There are people who do not even think about the question of job versus self-employment. They simply innovate regardless of circumstance. Are you more like that, or do you need a lot of certainty before you move?
Who is your idol or mentor?
Each one of us has an idol in life. It may be a parent, a teacher, a friend, a philosopher, or a famous person. Most of us have more than one. Now, introspect honestly: how many of us idolise someone outside our family who has been in a job throughout their entire career?
Most of us want to be like someone who took an alternate path.
We have a tendency to want to work beyond our potential, untamed and free of all restrictions. We want to live in a world with a free licence to innovate and imagine new things.
We all evolve through stages. Ratan Tata from India is an entrepreneur by soul, administrator by profession, and strategist by heart — and a philosopher overall. He once said: “I take a decision first and then work to prove it right.” Do you have the courage to move towards an unknown direction?
Do you learn to plan and plan to learn?
Most of us have heard “failing to plan is planning to fail.” But it is more important to learn how to plan. The lack of a proper planning process stops creative ideas from coming to the surface and being acted upon.

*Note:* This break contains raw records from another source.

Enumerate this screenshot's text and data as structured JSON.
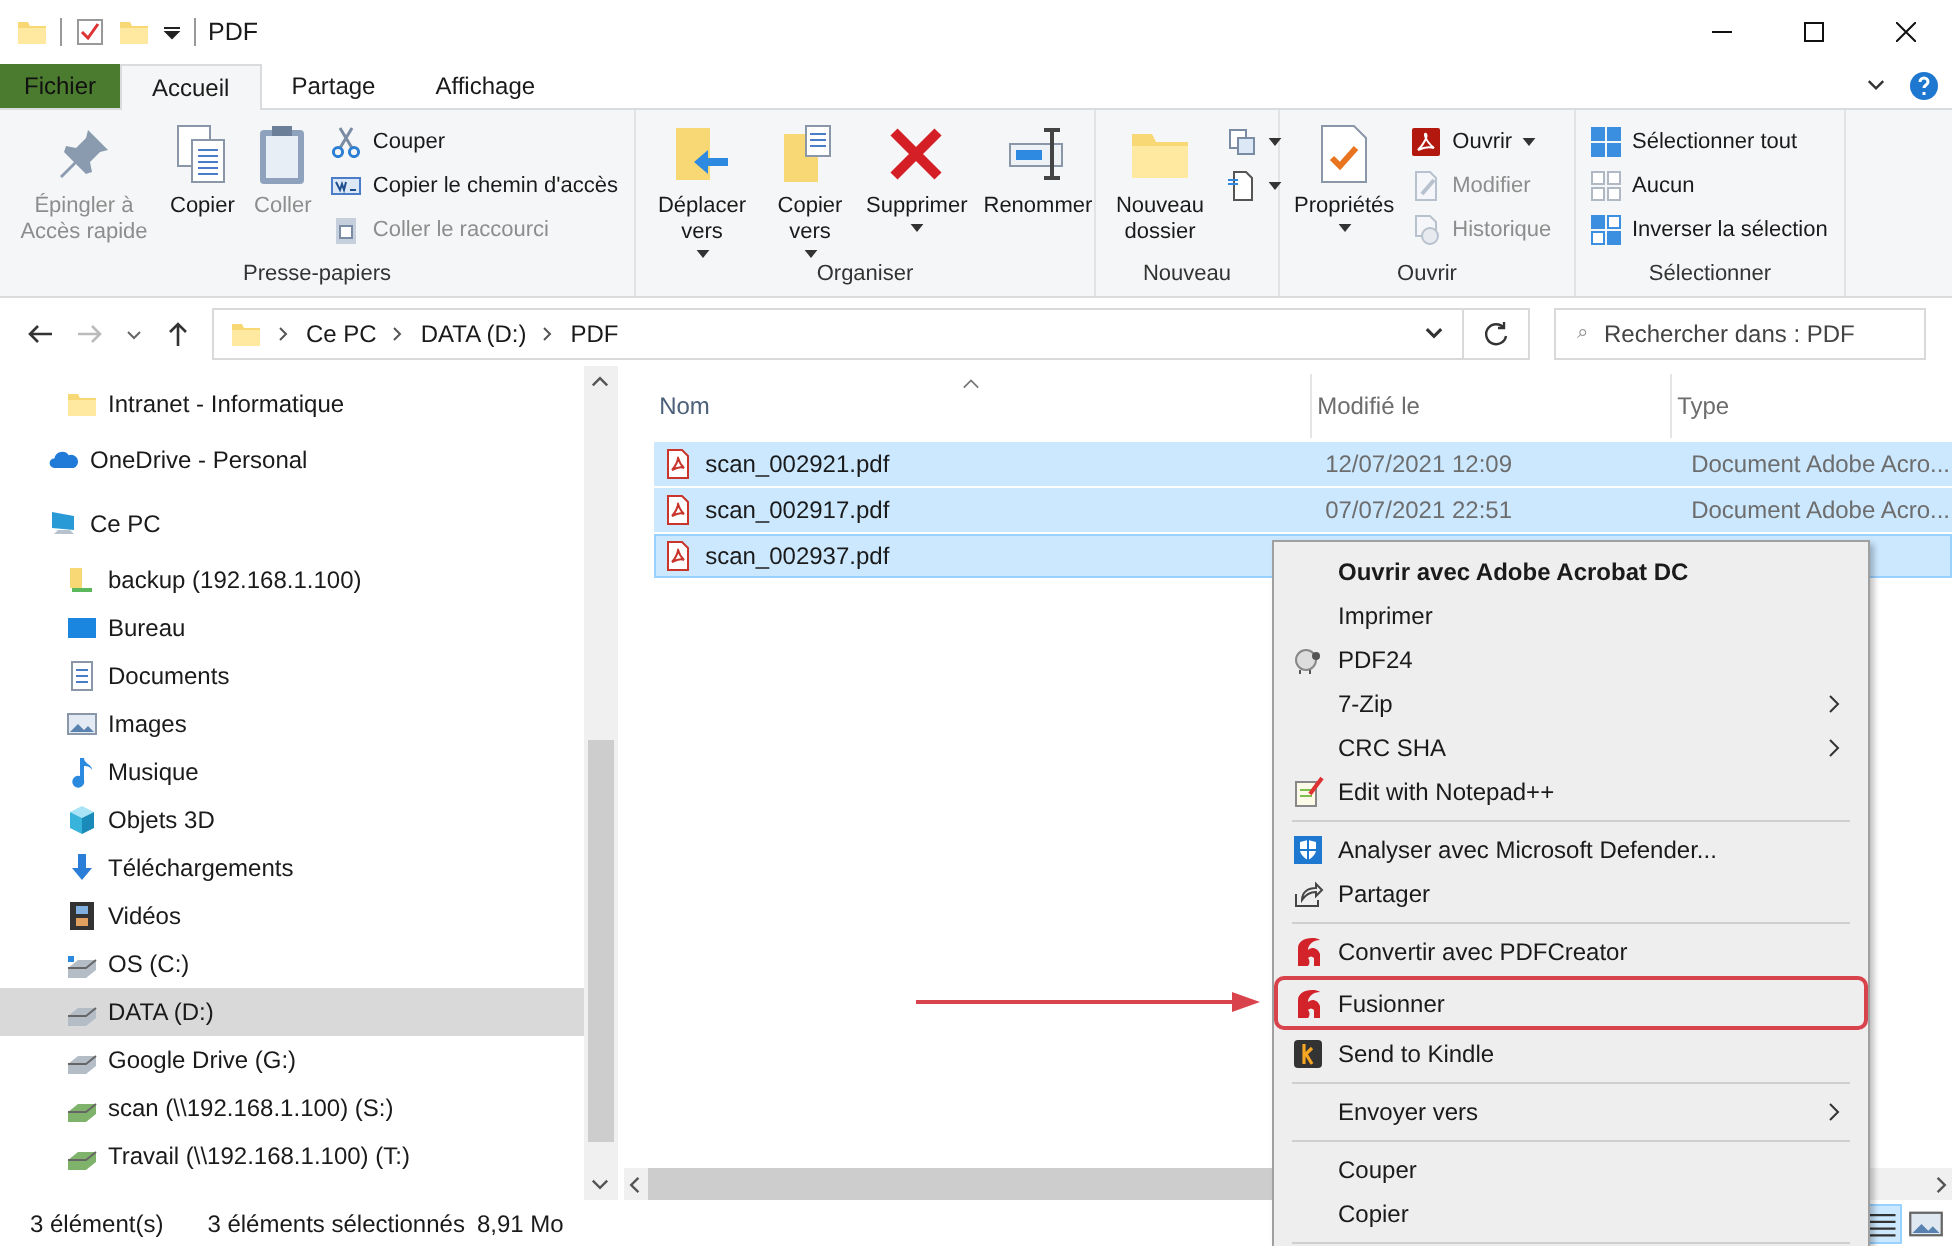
{
  "window": {
    "title": "PDF"
  },
  "ribbon": {
    "tabs": [
      {
        "label": "Fichier",
        "kind": "file",
        "selected": false
      },
      {
        "label": "Accueil",
        "kind": "tab",
        "selected": true
      },
      {
        "label": "Partage",
        "kind": "tab",
        "selected": false
      },
      {
        "label": "Affichage",
        "kind": "tab",
        "selected": false
      }
    ],
    "groups": [
      {
        "label": "Presse-papiers",
        "buttons": [
          {
            "label": "Épingler à Accès rapide",
            "kind": "large",
            "disabled": true,
            "dropdown": false
          },
          {
            "label": "Copier",
            "kind": "large",
            "disabled": false,
            "dropdown": false
          },
          {
            "label": "Coller",
            "kind": "large",
            "disabled": true,
            "dropdown": false
          },
          {
            "label": "Couper",
            "kind": "small",
            "disabled": false,
            "dropdown": false
          },
          {
            "label": "Copier le chemin d'accès",
            "kind": "small",
            "disabled": false,
            "dropdown": false
          },
          {
            "label": "Coller le raccourci",
            "kind": "small",
            "disabled": true,
            "dropdown": false
          }
        ]
      },
      {
        "label": "Organiser",
        "buttons": [
          {
            "label": "Déplacer vers",
            "kind": "large",
            "disabled": false,
            "dropdown": true
          },
          {
            "label": "Copier vers",
            "kind": "large",
            "disabled": false,
            "dropdown": true
          },
          {
            "label": "Supprimer",
            "kind": "large",
            "disabled": false,
            "dropdown": true
          },
          {
            "label": "Renommer",
            "kind": "large",
            "disabled": false,
            "dropdown": false
          }
        ]
      },
      {
        "label": "Nouveau",
        "buttons": [
          {
            "label": "Nouveau dossier",
            "kind": "large",
            "disabled": false,
            "dropdown": false
          },
          {
            "kind": "icon",
            "disabled": false,
            "dropdown": true
          },
          {
            "kind": "icon",
            "disabled": false,
            "dropdown": true
          }
        ]
      },
      {
        "label": "Ouvrir",
        "buttons": [
          {
            "label": "Propriétés",
            "kind": "large",
            "disabled": false,
            "dropdown": true
          },
          {
            "label": "Ouvrir",
            "kind": "small",
            "disabled": false,
            "dropdown": true
          },
          {
            "label": "Modifier",
            "kind": "small",
            "disabled": true,
            "dropdown": false
          },
          {
            "label": "Historique",
            "kind": "small",
            "disabled": true,
            "dropdown": false
          }
        ]
      },
      {
        "label": "Sélectionner",
        "buttons": [
          {
            "label": "Sélectionner tout",
            "kind": "small",
            "disabled": false,
            "dropdown": false
          },
          {
            "label": "Aucun",
            "kind": "small",
            "disabled": false,
            "dropdown": false
          },
          {
            "label": "Inverser la sélection",
            "kind": "small",
            "disabled": false,
            "dropdown": false
          }
        ]
      }
    ]
  },
  "address_bar": {
    "path": [
      "Ce PC",
      "DATA (D:)",
      "PDF"
    ]
  },
  "search": {
    "placeholder": "Rechercher dans : PDF"
  },
  "navigation": {
    "quick_access_items": [
      {
        "label": "Intranet - Informatique",
        "selected": false
      }
    ],
    "items": [
      {
        "label": "OneDrive - Personal",
        "selected": false
      },
      {
        "label": "Ce PC",
        "selected": false,
        "children": [
          {
            "label": "backup (192.168.1.100)",
            "selected": false
          },
          {
            "label": "Bureau",
            "selected": false
          },
          {
            "label": "Documents",
            "selected": false
          },
          {
            "label": "Images",
            "selected": false
          },
          {
            "label": "Musique",
            "selected": false
          },
          {
            "label": "Objets 3D",
            "selected": false
          },
          {
            "label": "Téléchargements",
            "selected": false
          },
          {
            "label": "Vidéos",
            "selected": false
          },
          {
            "label": "OS (C:)",
            "selected": false
          },
          {
            "label": "DATA (D:)",
            "selected": true
          },
          {
            "label": "Google Drive (G:)",
            "selected": false
          },
          {
            "label": "scan (\\\\192.168.1.100) (S:)",
            "selected": false
          },
          {
            "label": "Travail (\\\\192.168.1.100) (T:)",
            "selected": false
          }
        ]
      }
    ]
  },
  "table": {
    "columns": [
      "Nom",
      "Modifié le",
      "Type"
    ],
    "rows": [
      {
        "name": "scan_002921.pdf",
        "modified": "12/07/2021 12:09",
        "type": "Document Adobe Acro...",
        "selected": true
      },
      {
        "name": "scan_002917.pdf",
        "modified": "07/07/2021 22:51",
        "type": "Document Adobe Acro...",
        "selected": true
      },
      {
        "name": "scan_002937.pdf",
        "selected": true
      }
    ]
  },
  "context_menu": {
    "groups": [
      [
        {
          "label": "Ouvrir avec Adobe Acrobat DC",
          "bold": true,
          "submenu": false,
          "highlighted": false
        },
        {
          "label": "Imprimer",
          "bold": false,
          "submenu": false,
          "highlighted": false
        },
        {
          "label": "PDF24",
          "bold": false,
          "submenu": false,
          "highlighted": false
        },
        {
          "label": "7-Zip",
          "bold": false,
          "submenu": true,
          "highlighted": false
        },
        {
          "label": "CRC SHA",
          "bold": false,
          "submenu": true,
          "highlighted": false
        },
        {
          "label": "Edit with Notepad++",
          "bold": false,
          "submenu": false,
          "highlighted": false
        }
      ],
      [
        {
          "label": "Analyser avec Microsoft Defender...",
          "bold": false,
          "submenu": false,
          "highlighted": false
        },
        {
          "label": "Partager",
          "bold": false,
          "submenu": false,
          "highlighted": false
        }
      ],
      [
        {
          "label": "Convertir avec PDFCreator",
          "bold": false,
          "submenu": false,
          "highlighted": false
        },
        {
          "label": "Fusionner",
          "bold": false,
          "submenu": false,
          "highlighted": true
        },
        {
          "label": "Send to Kindle",
          "bold": false,
          "submenu": false,
          "highlighted": false
        }
      ],
      [
        {
          "label": "Envoyer vers",
          "bold": false,
          "submenu": true,
          "highlighted": false
        }
      ],
      [
        {
          "label": "Couper",
          "bold": false,
          "submenu": false,
          "highlighted": false
        },
        {
          "label": "Copier",
          "bold": false,
          "submenu": false,
          "highlighted": false
        }
      ]
    ]
  },
  "status_bar": {
    "item_count": "3 élément(s)",
    "selection": "3 éléments sélectionnés",
    "size": "8,91 Mo"
  }
}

If not, start doing these things before you decode the job versus entrepreneurship question. The discipline of planning is what separates ideas from execution.
Are you an innovator?
There are numerous other parameters by which you can identify an innovator’s instinct in yourself. And if you do not fall into this category, do not worry — not many successful entrepreneurs or famous people tick every box either. What matters is the direction of travel.
Do you play it safe most of the time?
Your answers to these questions tell you a lot about your personality type and risk tolerance. There are also structured self-assessment tools like MBTI, MAPP, and the Big Five personality traits tests that can help you understand your strengths, weaknesses, and natural disposition — and whether employment or entrepreneurship is more likely to play to them.
Whether You Stay Employed or Go Solo — SOEGi Can Help
The Answer Is Already Inside You
A lot of people fall under different categories for different industries and at different stages of life. The point of this discussion is to help you realise your inner strength rather than give you a definitive answer. Because the definitive answer is yours to find.
The crux of the matter is a single question: do you want to follow an established agenda, or do you want to set your own? That is it. Everything else is context.
Job versus self-employment is a perpetual question and the grass is always greener on the other side. But the best companies — think of how Google gives employees time for their own projects, or how many of the world’s best hospitality consultants built their practices after years in hotel operations — are increasingly blurring the line between the two. Innovation and entrepreneurial thinking are valued whether you are employed or independent.
Please remember that there is one thing common to all human beings: limitless creativity and an immense power to innovate at will. We just need to explore these capabilities to meet the entrepreneur within us.